A. DfW policy encompasses risks faced by people whose job is driving (LGV, PSV drivers etc) as well as the vast majority of the workforce who have to use or travel in a road vehicle at some point to do their job, including using their own vehicles. It encompasses at-work pedestrians, not just those engaged in activities like road works and vehicle recovery but the vast range of people whose jobs bring them into proximity with moving traffic.
As an employer, what are my legal responsibilities?
A. The Health and Safety at Work etc Act 19742 requires you to ensure, so far as is reasonably practicable, the health and safety of all employees while at work. You also have a responsibility to ensure that others are not put at risk by your work-related driving activities. (Self-employed people have a similar responsibility to that of employers.)
Under the Management of Health and Safety at Work Regulations 1999,3 you have a responsibility to manage health and safety effectively. You need to carry out an assessment of the risks to the health and safety of your employees, while they are at work, and to other people who may be affected by their work activities. The Regulations require you to periodically review your risk assessment so that it remains appropriate.
You are required to consult with your employees, and where applicable, their health and safety representatives, on the health and safety issues covered in this guidance. Health and safety law does not apply to commuting, unless the employee is travelling from their home to a location which is not their usual place of work.
As an employer, can I be prosecuted if one of my staff members is caught talking on a hand held mobile phone while they are driving for work?
A. Yes. Employers can also be prosecuted if they cause or permit employees to take or make calls or send texts while driving.
Our business is developing a occupational road risk strategy for our company drivers. Guidance says a risk assessment should be carried out but should this extend to every vehicle trip? Is it reasonable to ask every driver to fill in a risk assessment pro-forma before each business journey?
In principle some form of assessment should always be carried out, but a written record is not necessary for every journey.
In general employers should carry out an adequate and suitable generic assessment of risks for the various kinds of driving task that are undertaken in their organisation (e.g. delivering goods, travelling to meetings, call-outs, emergency response, vehicle recovery operations, courier delivery etc), looking at safety critical features of: journey task; vehicle; and driver/rider - that are likely to increase the chance of crashes happening.
This kind of evaluation can then be used be used to prioritise areas for possible intervention and control options (e.g. from avoidance of travel through video conferencing for example, and using safer modes through to safer journey design, fit for purpose, properly maintained vehicles, to driver training).

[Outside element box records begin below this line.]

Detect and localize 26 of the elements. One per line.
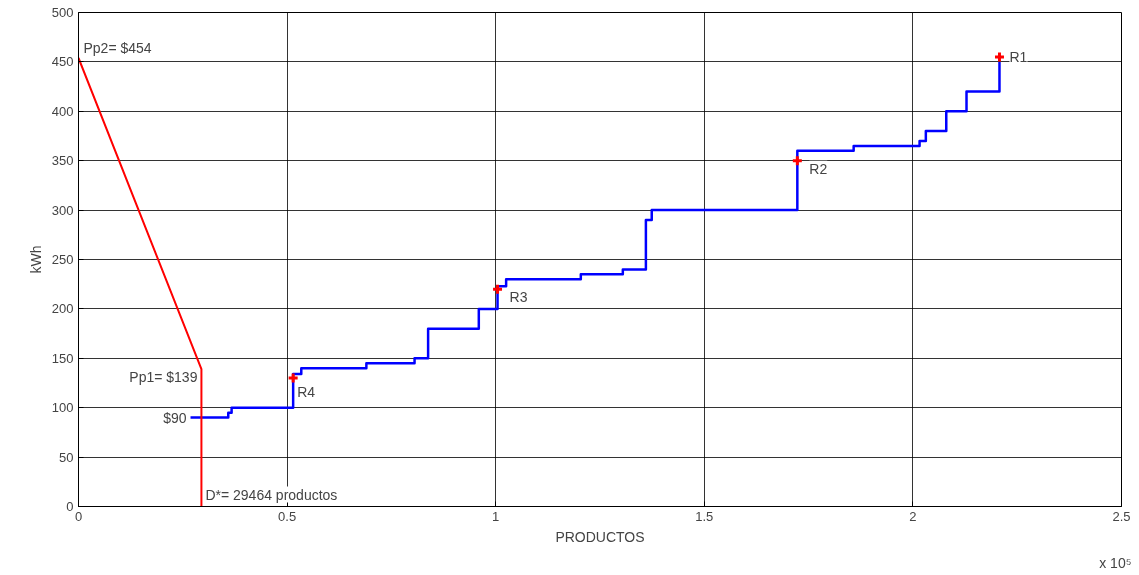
- y-tick-label: 50: [59, 449, 74, 465]
- text: x 10⁵: [1099, 554, 1132, 571]
- annotation: R2: [809, 160, 828, 177]
- x-tick-label: 2.5: [1112, 508, 1131, 524]
- annotation: Pp1= $139: [129, 369, 198, 386]
- annotation: R3: [509, 289, 528, 306]
- y-tick-label: 450: [51, 54, 74, 70]
- x-axis-title: PRODUCTOS: [555, 528, 645, 545]
- y-tick-label: 200: [51, 301, 74, 317]
- annotation: Pp2= $454: [83, 39, 152, 56]
- y-tick-label: 500: [51, 5, 74, 20]
- y-axis-title: kWh: [27, 245, 44, 274]
- x-tick-label: 2: [909, 508, 917, 524]
- x-tick-label: 1.5: [695, 508, 714, 524]
- x-tick-label: 0.5: [278, 508, 297, 524]
- y-tick-label: 350: [51, 153, 74, 169]
- y-tick-label: 400: [51, 103, 74, 119]
- y-tick-label: 100: [51, 400, 74, 416]
- y-tick-label: 300: [51, 202, 74, 218]
- annotation: $90: [163, 409, 187, 426]
- y-tick-label: 250: [51, 252, 74, 267]
- annotation: R1: [1009, 48, 1028, 65]
- annotation: D*= 29464 productos: [205, 486, 338, 503]
- annotation: R4: [297, 384, 316, 401]
- y-tick-label: 150: [51, 350, 74, 366]
- x-tick-label: 1: [492, 508, 500, 524]
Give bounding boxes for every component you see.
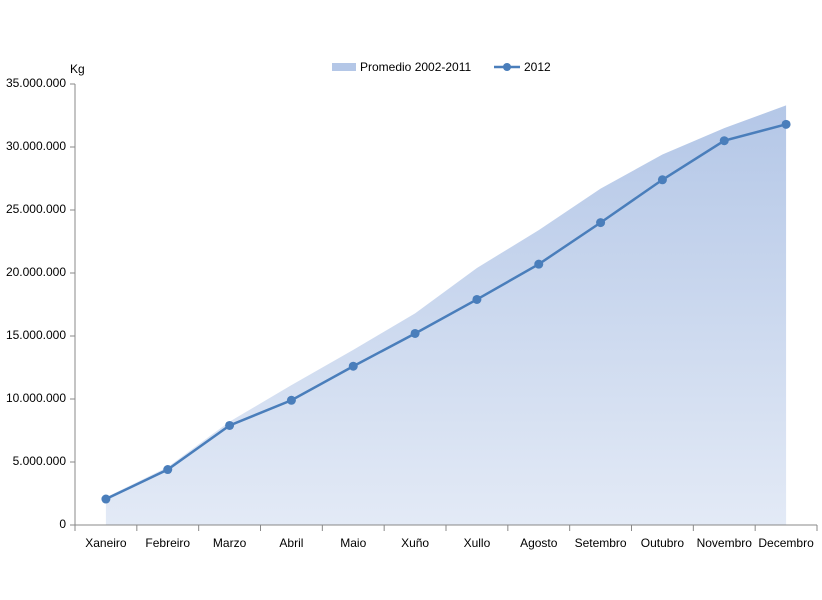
marker: [534, 259, 544, 269]
marker: [163, 465, 173, 475]
marker: [286, 395, 296, 405]
x-tick-label: Decembro: [758, 536, 814, 550]
marker: [719, 136, 729, 146]
y-tick-label: 35.000.000: [6, 76, 66, 90]
x-tick-label: Febreiro: [145, 536, 190, 550]
y-tick-label: 25.000.000: [6, 202, 66, 216]
marker: [781, 119, 791, 129]
x-tick-label: Novembro: [697, 536, 753, 550]
y-tick-label: 15.000.000: [6, 328, 66, 342]
y-tick-label: 30.000.000: [6, 139, 66, 153]
x-tick-label: Xuño: [401, 536, 429, 550]
x-tick-label: Marzo: [213, 536, 247, 550]
marker: [410, 328, 420, 338]
marker: [657, 175, 667, 185]
legend-swatch: [503, 63, 511, 71]
marker: [348, 361, 358, 371]
y-tick-label: 10.000.000: [6, 391, 66, 405]
line: [105, 123, 787, 501]
x-tick-label: Setembro: [575, 536, 627, 550]
marker: [101, 494, 111, 504]
y-tick-label: 0: [59, 517, 66, 531]
marker: [225, 420, 235, 430]
marker: [596, 218, 606, 228]
x-tick-label: Xullo: [464, 536, 491, 550]
x-tick-label: Maio: [340, 536, 366, 550]
y-tick-label: 20.000.000: [6, 265, 66, 279]
x-tick-label: Outubro: [641, 536, 685, 550]
x-tick-label: Xaneiro: [85, 536, 127, 550]
legend-label: 2012: [524, 60, 551, 74]
marker: [472, 294, 482, 304]
x-tick-label: Agosto: [520, 536, 558, 550]
y-tick-label: 5.000.000: [13, 454, 67, 468]
y-axis-label: Kg: [70, 62, 85, 76]
legend-label: Promedio 2002-2011: [360, 60, 472, 74]
x-tick-label: Abril: [279, 536, 303, 550]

If the journey is a regular and predictable one, the line manager and driver(s) can build on the generic assessment and work together, for example, to examine routing and timing issues in more detail and fine tune.
Obviously, employee driving licences need to be validated. How often should this be done?
A. The employer needs to set a frequency in light of their experiences - once a year might be appropriate but it would have to be more frequent if there was reason to suspect that points were being accrued for certain staff members.